Cantonese is one of the most widely spoken languages in Hong Kong. It is written in traditional Chinese characters, which is much similar to the ones used in Taiwan. As Google search by voice has been made available in a number of languages, adding Cantonese to it was one of the most awaited moves by the tech giant.

However, the development of Google voice search in Cantonese involved many challenges.

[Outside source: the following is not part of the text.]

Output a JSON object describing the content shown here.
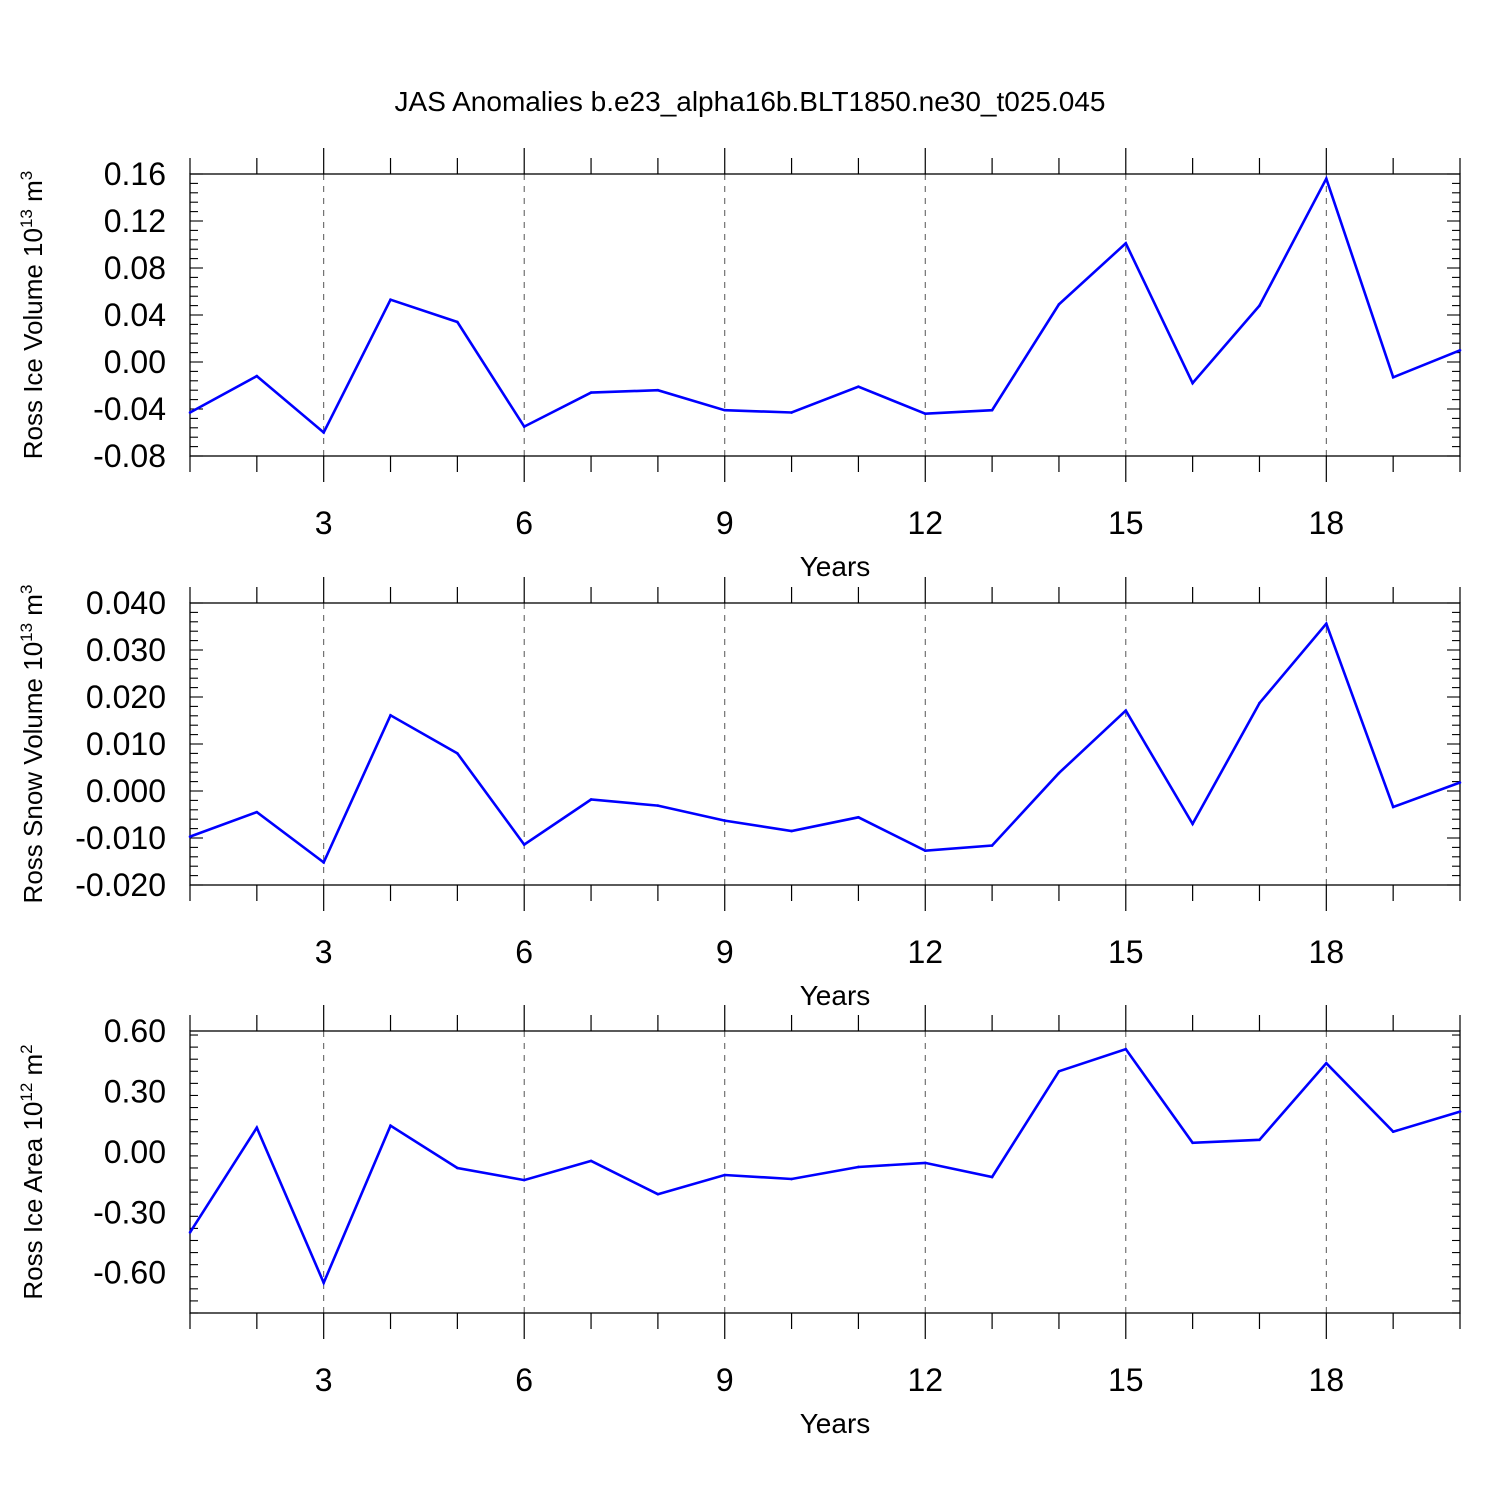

A few of them are listed below:

  • Data Collection: To build a new recognition system, it needed both audio and text data. The DataHound collection technique of Google helped in audio data collection by using smartphones to record and upload various audio samples in Cantonese. And, for text data, the anonymized search query logs from were sampled to get the needed data for training language models.
  • Chinese Word Boundaries: Since Chinese don’t use spaces between words while writing, therefore instead of words, Google voice search in Cantonese uses characters as the basic units. This limits the size of the words for the speech recognizer and simplifies the lexicon development.
  • Tone: There are around 6-10 varieties of tones in Cantonese. The application models tone-plus-vowel combos as single units. It also merged the rarely-used tone-vowel combinations into single models make the resulting model less complex.
  • Accents and Noisy Environment: People using Google voice search talk in different accents and styles. Thus, the application is integrated with data collected from different volunteers with different speaking accents.